Immigrants face issues in obtaining a professional license, including recognition of foreign credentials and training and navigating federal regulations regarding conditions for employment. These barriers often lead to immigrants being unemployed or underemployed. However, many states across the country are developing initiatives to assist immigrants by reducing these obstacles.

Easing the challenges faced by immigrants in obtaining professional licensure can help states address workforce shortages. For example, nearly 20% of all registered nurses and licensed practical nurses are immigrants. Throughout the COVID-19 pandemic, nursing shortages were profound in nearly every state. With such a significant immigrant population within the profession, fewer restrictions on immigrant licensing could lead to expanded workforces in nursing and other health care professions.

One of the primary ways state governments have worked to reduce barriers for immigrants is by developing policies in alignment with the federal Deferred Action for Childhood Arrivals. States such as Arkansas, Illinois and New York have passed legislation which allows for DACA recipients to be able to obtain certain occupational licenses. These laws allow immigrants to obtain an occupational license for specific professions, but the exceptions created are available only for individuals with DACA status.
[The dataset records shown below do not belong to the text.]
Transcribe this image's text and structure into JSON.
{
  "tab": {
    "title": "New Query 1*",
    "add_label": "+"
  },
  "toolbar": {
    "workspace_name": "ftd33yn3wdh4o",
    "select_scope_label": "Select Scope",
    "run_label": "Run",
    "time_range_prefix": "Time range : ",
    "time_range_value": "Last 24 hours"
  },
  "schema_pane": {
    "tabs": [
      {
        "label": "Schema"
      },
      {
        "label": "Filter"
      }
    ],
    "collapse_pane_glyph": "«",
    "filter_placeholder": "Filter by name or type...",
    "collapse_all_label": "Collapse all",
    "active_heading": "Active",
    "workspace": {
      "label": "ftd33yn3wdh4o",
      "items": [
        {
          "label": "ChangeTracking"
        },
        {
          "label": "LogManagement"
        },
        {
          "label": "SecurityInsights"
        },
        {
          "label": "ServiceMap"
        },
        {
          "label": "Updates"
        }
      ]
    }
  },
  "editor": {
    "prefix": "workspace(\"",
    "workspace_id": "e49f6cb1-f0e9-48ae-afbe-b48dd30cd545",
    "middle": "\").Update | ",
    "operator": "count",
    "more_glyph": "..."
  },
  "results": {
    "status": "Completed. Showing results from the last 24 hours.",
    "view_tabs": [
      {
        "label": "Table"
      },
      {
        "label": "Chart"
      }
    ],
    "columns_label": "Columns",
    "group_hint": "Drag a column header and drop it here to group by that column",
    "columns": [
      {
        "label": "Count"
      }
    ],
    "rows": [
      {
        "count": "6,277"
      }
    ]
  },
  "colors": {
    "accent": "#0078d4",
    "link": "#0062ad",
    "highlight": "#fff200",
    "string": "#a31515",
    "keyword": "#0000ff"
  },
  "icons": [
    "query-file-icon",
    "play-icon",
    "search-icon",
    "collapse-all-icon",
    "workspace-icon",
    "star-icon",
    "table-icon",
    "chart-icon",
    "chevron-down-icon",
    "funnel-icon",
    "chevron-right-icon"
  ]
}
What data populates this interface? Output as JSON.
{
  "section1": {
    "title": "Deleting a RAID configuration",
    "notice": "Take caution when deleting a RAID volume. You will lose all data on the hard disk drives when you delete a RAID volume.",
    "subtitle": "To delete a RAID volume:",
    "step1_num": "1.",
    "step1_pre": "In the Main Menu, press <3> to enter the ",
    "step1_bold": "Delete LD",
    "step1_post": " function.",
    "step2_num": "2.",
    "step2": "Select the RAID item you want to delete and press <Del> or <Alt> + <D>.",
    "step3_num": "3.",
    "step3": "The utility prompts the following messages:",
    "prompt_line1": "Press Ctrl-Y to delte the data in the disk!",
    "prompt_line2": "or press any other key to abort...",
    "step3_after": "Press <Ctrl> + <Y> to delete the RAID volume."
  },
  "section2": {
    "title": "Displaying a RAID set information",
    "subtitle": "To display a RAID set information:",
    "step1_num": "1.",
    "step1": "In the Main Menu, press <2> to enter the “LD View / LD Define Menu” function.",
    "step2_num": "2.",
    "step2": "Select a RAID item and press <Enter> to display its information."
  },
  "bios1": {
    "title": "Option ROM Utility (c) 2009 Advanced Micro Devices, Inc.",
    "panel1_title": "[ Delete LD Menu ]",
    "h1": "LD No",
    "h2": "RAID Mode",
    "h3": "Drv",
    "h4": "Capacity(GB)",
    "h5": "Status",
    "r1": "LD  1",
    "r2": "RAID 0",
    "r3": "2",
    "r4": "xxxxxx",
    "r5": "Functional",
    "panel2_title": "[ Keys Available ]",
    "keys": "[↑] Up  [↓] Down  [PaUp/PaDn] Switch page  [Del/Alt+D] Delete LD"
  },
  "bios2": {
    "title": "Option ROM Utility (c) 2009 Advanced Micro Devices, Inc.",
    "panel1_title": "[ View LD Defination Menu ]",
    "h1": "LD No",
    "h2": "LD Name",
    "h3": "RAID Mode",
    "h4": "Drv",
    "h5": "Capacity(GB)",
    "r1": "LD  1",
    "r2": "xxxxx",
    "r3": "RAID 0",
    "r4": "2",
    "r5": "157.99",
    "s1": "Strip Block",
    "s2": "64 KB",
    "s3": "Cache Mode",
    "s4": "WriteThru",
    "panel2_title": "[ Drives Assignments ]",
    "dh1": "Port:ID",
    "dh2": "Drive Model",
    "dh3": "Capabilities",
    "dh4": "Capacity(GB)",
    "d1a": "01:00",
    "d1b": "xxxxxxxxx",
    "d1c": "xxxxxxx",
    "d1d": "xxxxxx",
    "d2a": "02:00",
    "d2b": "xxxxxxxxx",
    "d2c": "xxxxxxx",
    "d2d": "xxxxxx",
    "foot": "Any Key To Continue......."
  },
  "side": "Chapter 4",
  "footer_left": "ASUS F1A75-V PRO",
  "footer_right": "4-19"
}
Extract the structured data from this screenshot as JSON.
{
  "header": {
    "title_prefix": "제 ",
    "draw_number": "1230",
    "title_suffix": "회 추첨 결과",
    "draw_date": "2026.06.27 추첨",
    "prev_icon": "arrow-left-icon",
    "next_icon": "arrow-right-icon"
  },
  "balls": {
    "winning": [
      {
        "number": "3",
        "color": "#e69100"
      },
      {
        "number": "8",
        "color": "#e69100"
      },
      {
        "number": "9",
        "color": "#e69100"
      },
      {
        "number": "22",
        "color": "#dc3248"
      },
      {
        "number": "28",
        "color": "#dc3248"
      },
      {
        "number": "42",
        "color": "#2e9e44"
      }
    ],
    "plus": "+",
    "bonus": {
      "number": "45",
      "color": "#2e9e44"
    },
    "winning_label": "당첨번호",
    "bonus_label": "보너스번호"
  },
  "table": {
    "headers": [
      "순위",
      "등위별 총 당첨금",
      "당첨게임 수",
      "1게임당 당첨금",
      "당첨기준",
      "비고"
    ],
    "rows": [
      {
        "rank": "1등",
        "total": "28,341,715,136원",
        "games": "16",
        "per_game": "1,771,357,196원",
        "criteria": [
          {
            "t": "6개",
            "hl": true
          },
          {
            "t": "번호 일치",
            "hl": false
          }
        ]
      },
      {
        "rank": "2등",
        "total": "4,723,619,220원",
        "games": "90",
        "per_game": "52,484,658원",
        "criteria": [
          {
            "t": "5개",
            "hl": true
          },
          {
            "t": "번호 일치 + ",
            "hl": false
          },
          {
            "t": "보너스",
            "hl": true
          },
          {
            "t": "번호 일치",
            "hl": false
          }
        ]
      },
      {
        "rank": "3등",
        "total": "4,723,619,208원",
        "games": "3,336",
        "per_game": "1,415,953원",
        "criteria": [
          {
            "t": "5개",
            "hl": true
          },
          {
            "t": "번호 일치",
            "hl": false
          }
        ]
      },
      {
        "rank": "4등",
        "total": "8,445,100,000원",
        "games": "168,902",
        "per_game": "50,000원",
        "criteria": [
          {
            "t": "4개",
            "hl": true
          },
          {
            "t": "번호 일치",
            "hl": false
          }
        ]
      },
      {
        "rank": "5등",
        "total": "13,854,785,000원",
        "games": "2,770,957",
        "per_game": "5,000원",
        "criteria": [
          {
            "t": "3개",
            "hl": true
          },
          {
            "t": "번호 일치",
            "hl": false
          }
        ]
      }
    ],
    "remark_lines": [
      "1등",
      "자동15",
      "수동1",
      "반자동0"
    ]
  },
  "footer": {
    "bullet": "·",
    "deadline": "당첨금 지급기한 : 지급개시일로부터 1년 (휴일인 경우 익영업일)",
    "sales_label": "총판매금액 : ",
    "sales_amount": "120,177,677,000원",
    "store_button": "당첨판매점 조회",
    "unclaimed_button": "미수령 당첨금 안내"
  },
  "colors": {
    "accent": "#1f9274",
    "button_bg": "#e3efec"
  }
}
However, DACA protections often fluctuate because of contention over legislation in Congress and legal disputes in the court system.

Colorado is responding to health care shortages by creating a state task force focused on improving the state’s health sector. The task force developed recommendations for legislation that strengthened the ability of international medical graduates to work in the state’s health care industry. The Nurse-Physician Advisory Task Force for Colorado made recommendations that ultimately led to House Bill 22-1050, which developed programs to help immigrants in the health care field navigate licensing challenges.

The brief also discusses another task force in Maryland, which has been focused on helping the skilled immigrant workforce. This task force brings together leaders from various large-scale employers and organizations focused on immigrant success to find innovative methods for integrating skilled immigrant labor into Maryland’s workforce. This task force has created a number of resources for career-seeking immigrants in their state, including a resource guide for skilled immigrants in Maryland.

Many local governments have taken action to integrate their skilled immigrant workforce through partnerships with national non-profit organizations. Organizations like New American Economy have worked with localities across the United States to create policies that can assist immigrants in finding opportunities that match their skills.

Ultimately, the immigrant licensing brief highlights many areas in which state governments can work to integrate skilled immigrant labor into their workforce. Being able to find innovative solutions in this area can drastically improve the ability of states to provide skilled workers in areas of need.